2. La transmission de la culture haïtienne, entre nécessité et obligation

2.6. Que transmet-on à son enfant quand on est migrant haïtien ?

La compréhension classique du rôle des parents dans l’éducation de leurs enfants nous porterait spontanément à affirmer que les parents transmettent à leurs enfants ce qu’ils estiment le mieux pour leur éducation et leur développement. Mais une telle réponse, à notre avis, laisserait dans l’ombre un certain nombre d’éléments qui probablement pourraient éclairer davantage la situation des familles migrantes haïtiennes en France. À partir des extraits de nos entretiens, avançons pas à pas dans la compréhension de cette problématique de transmission. Jean-Bernard apporte un premier élément : « Savoir d’où viennent nos parents, comment sont-ils arrivés aujourd’hui en France, est effectivement un élément fort à partager avec nos enfants ». Avant même d’approfondir le contenu de la transmission tel qu’il nous est donné ici par Jean- Bernard, il nous semble très pertinent de réfléchir sur la manière dont Jean-Bernard construit son discours. Nous nous attachons en priorité à la forme que prend son discours. En effet, l’usage du verbe « partager » qu’il utilise pour nous parler de la transmission nous inscrit dans un nouveau registre de transmission, celle d’un partage, d’une relation fondée non pas sur la contrainte mais sur l’entière liberté d’échange et d’écoute. Cette nouvelle manière de concevoir la transmission nous semble plus appropriée à la réalité des enfants. Car le partage suppose un esprit de liberté et une capacité d’écoute qui n’est pas forcément celle que l’on retrouve dans les guerres de transmission surtout lorsque celle-ci est imposée de force. Une telle perspective éducative a pour but de proposer à l’enfant un ensemble d’éléments susceptibles de lui permettre de forger son avenir. Ce nouveau dispositif éducatif se vit sous la forme d’un transfert d’amour. Ainsi, loin de bousculer l’enfant dans ce qui constitue sa singularité et sa spécificité lui offre des outils pour se réaliser.

Dans cette optique, la définition de l’éducation que nous offre Jacques Delors nous semble très significative : « L’éducation est en quelque sorte tenue à la fois de fournir les cartes d’un monde complexe et perpétuellement agité, et la boussole d’y naviguer158 ». La pertinence de la boussole devient évidente dans la mesure où celui ou celle qui la reçoit en comprend le sens, l’orientation et l’importance. D’où l’insistance de Françoise Dolto sur le dialogue entre parents et enfants.
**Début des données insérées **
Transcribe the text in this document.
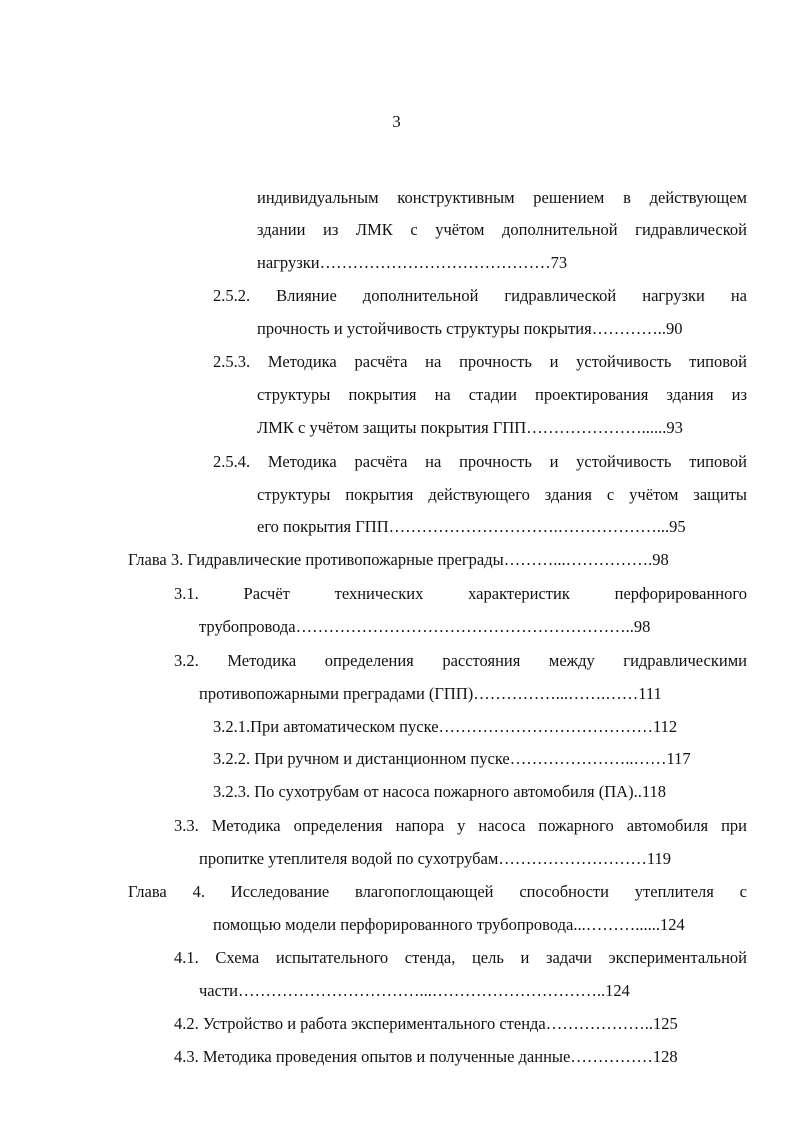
3
индивидуальным конструктивным решением в действующем
здании из ЛМК с учётом дополнительной гидравлической
нагрузки……………………………………73
2.5.2. Влияние дополнительной гидравлической нагрузки на
прочность и устойчивость структуры покрытия…………..90
2.5.3. Методика расчёта на прочность и устойчивость типовой
структуры покрытия на стадии проектирования здания из
ЛМК с учётом защиты покрытия ГПП…………………......93
2.5.4. Методика расчёта на прочность и устойчивость типовой
структуры покрытия действующего здания с учётом защиты
его покрытия ГПП………………………….………………...95
Глава 3. Гидравлические противопожарные преграды………...…………….98
3.1. Расчёт технических характеристик перфорированного
трубопровода……………………………………………………..98
3.2. Методика определения расстояния между гидравлическими
противопожарными преградами (ГПП)……………...…….……111
3.2.1.При автоматическом пуске…………………………………112
3.2.2. При ручном и дистанционном пуске…………………..……117
3.2.3. По сухотрубам от насоса пожарного автомобиля (ПА)..118
3.3. Методика определения напора у насоса пожарного автомобиля при
пропитке утеплителя водой по сухотрубам………………………119
Глава 4. Исследование влагопоглощающей способности утеплителя с
помощью модели перфорированного трубопровода...………......124
4.1. Схема испытательного стенда, цель и задачи экспериментальной
части……………………………...…………………………..124
4.2. Устройство и работа экспериментального стенда………………..125
4.3. Методика проведения опытов и полученные данные……………128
Parlant des exigences du dialogue, Karl Jaspers affirme : « Le dialogue ne trouve élan et signification que par la vertu de la confiance, par la confiance dans l’homme et dans ses possibilités, par la certitude que je ne me réalise vraiment moi-même que lorsque les autres se réalisent aussi vraiment eux-mêmes159 ». Le parent qui accepte d’entrer dans le jeu du dialogue parvient plus facilement à entrainer son enfant sur son terrain d’éducation.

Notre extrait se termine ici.